The business of writing with Kate Hennessy

Kate Hennessy is a professional writer who splits her time between corporate writing, journalism, editing and communications consulting. Her love of writing goes beyond the offices of Australian businesses, however. She is also a journalist and writes weekly music reviews for Fairfax and other arts publications as well as travel features for newspapers and magazines. Kate presents our Business Writing Essentials and Professional Business Writing seminars. Here she tells us what she loves about writing, teaching, and her life as a writer.

When did you decide you wanted to be a writer and what inspired you?

Well, there’s writing creatively and writing professionally. I do the latter for a living but I’ve written creatively for as long as I can remember. I read all the time as a kid. And I mean all the time: I didn’t ride a bike; I read. Maybe that was my inspiration?

Kate HennessyAnother recollection is a short story I wrote as a young kid that my teacher loved. He told me what lines and language impressed him, specifically, and I remember feeling immeasurably proud, even important. The encouragement of kind teachers can make a lifelong impact! I also think writers tend to be observant in a very particular way and writing is the only outlet, or expression, for the detail of it. It feels necessary – more so than a ‘decision’.

How did you get into corporate writing?

I worked as a senior writer and editor at a corporate writing agency. As part of that job, I worked three days a week as the internal communications manager at Cisco so I left with both agency and in-house comms experience. It ended up being a pretty killer grounding in corporate writing because I left understanding the pressures that bear down on good writing when you’re in the belly of the corporate beast but also with the rigour that applies to writing when you work in an agency.

What other types of writing do you do?


I split corporate writing and freelance journalism pretty much 50/50. A liveable wage is increasingly hard to pull from journalism alone (especially in Sydney) unless you’re (a) not too fussy about your words, (b) write long-form pieces exclusively for titles that still pay decent word rates or (c) are great at working one interview or idea for multiple outlets. Though, even if I could do journalism exclusively, I wouldn’t. I really like my corporate clients. They are more responsive and organised than most editors, respect what I do, give me adequate time and resources to do it, and pay me fairly for it. What’s not to love?
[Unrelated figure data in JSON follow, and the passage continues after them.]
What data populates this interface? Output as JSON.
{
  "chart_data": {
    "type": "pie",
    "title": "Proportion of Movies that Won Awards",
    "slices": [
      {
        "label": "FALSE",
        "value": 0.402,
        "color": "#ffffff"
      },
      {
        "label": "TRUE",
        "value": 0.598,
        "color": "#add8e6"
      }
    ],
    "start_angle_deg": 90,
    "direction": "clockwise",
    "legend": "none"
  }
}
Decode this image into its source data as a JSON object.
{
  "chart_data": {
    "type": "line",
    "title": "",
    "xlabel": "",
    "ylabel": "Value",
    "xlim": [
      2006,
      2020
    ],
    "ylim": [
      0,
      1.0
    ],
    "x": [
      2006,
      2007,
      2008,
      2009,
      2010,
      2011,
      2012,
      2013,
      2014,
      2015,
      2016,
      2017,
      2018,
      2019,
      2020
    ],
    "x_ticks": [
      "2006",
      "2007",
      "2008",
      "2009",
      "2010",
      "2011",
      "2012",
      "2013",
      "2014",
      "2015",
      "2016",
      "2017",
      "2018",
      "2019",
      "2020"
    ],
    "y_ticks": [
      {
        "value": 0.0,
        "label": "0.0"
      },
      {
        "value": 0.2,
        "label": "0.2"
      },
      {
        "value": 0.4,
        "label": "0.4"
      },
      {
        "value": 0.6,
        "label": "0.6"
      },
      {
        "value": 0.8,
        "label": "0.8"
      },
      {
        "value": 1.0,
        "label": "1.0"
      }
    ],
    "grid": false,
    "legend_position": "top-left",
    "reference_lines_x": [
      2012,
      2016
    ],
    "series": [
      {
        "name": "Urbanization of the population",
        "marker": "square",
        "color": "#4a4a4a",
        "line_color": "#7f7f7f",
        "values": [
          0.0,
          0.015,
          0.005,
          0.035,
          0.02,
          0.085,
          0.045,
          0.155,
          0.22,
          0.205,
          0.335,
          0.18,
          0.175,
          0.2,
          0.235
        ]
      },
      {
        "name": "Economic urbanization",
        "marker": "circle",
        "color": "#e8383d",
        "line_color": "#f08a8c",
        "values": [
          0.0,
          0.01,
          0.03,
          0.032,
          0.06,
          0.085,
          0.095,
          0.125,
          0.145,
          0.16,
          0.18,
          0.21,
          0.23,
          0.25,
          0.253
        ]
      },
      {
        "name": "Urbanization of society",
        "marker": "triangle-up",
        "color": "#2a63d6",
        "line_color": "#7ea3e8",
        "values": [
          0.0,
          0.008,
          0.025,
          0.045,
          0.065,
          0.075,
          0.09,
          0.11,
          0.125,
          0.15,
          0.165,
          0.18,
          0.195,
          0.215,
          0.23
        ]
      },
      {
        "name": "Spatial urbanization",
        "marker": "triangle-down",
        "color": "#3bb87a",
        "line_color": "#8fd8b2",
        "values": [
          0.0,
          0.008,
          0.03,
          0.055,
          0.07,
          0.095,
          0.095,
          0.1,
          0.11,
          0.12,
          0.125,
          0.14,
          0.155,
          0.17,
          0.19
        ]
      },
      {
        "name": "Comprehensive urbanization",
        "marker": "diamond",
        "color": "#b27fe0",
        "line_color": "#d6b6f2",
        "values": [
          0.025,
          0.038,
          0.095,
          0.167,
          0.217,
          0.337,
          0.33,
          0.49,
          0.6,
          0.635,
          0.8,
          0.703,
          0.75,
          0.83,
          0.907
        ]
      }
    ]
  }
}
Music reviews are my main area of journalism at present. I also do travel, arts, small business and health and wellbeing. My corporate work is varied – scripts for Channel 7, book editing, annual reports for Sydney Theatre Company, animation scripts for Sydney Opera House events and five years of hugely varied contracts with my long-stay client, Insurance Australia Group (IAG). My IAG clients are more like friends and colleagues these days.

What’s the best time of day for you to write?

Whenever I’m in the zone. That can happen at any time and for music reviews, it can be late at night. Which is certainly the case when it’s a live gig review that’s due the following morning.

Do you have a daily writing routine?

Not really. My work changes all the time – what I do, where I do it, everything. I might be just building a routine, then drop it for a couple of months of intensive onsite work. Which leaves me squeezing in journalism at night again. Different versions of that same scenario play out over and over.

I’d like to have a stricter routine. My good friend and fellow Australian Writers’ Centre presenter, Sue White, would be my first port of call for advice. She’s full of ideas on how to be more productive … and practises what she preaches too!

Why do you think it’s important for people at work to know how to write well?

Every student who leaves my Business Writing Essentials course could answer this – I drum it into them! It’s incredibly important because it’s an issue of productivity. If, after three attempts, your readers are still confused, or have the wrong message, have you achieved your aim? Did you even know what your aim was? You may feel pleased you’ve used big words and possibly made something fairly simple or procedural sound important but have you achieved your aim?

In reality, you’ve probably spent too much time writing it and they’ve almost certainly spent too much time reading it. How is that a productive use of anyone’s time? Worse, did you feel frustrated writing it? Because your readers felt frustrated reading it, or even that they weren’t smart or informed enough to grasp your fancy language, jargon and convoluted sentences.

Sometimes I look up at all the skyrises in the city and imagine all the people in them, scratching their heads, and I wonder why companies don’t do more to combat the pervasiveness of over-formal or unclear writing in their businesses. I believe one hundred per cent that it would help their bottom line – and fast – if they did.

What do you love about teaching writing?

I have such respect for every student walking in the door – that they’ve been brave enough to tackle an area that might be a weakness, or because they know that better writing will help them and the many people they write for over their working lives. Writing can bring up lots of fears in people.

I like hearing about my students’ writing predicaments or insights but, most of all, I love the looks on their faces when they realise how, and why, writing can be simpler. Generally, people’s instinct is to be plain and direct and when they realise that’s part of ‘plain English’ and that plain English is a big part of good business writing, their tension lifts and slides away.

What’s the best piece of writing advice you’ve ever been given?

‘Don’t get it right, get it written’ is a good one for non-creative writing. For creative writing, I think it’s important to write in your own voice and be confident in developing it. It’s the only one you’ve got!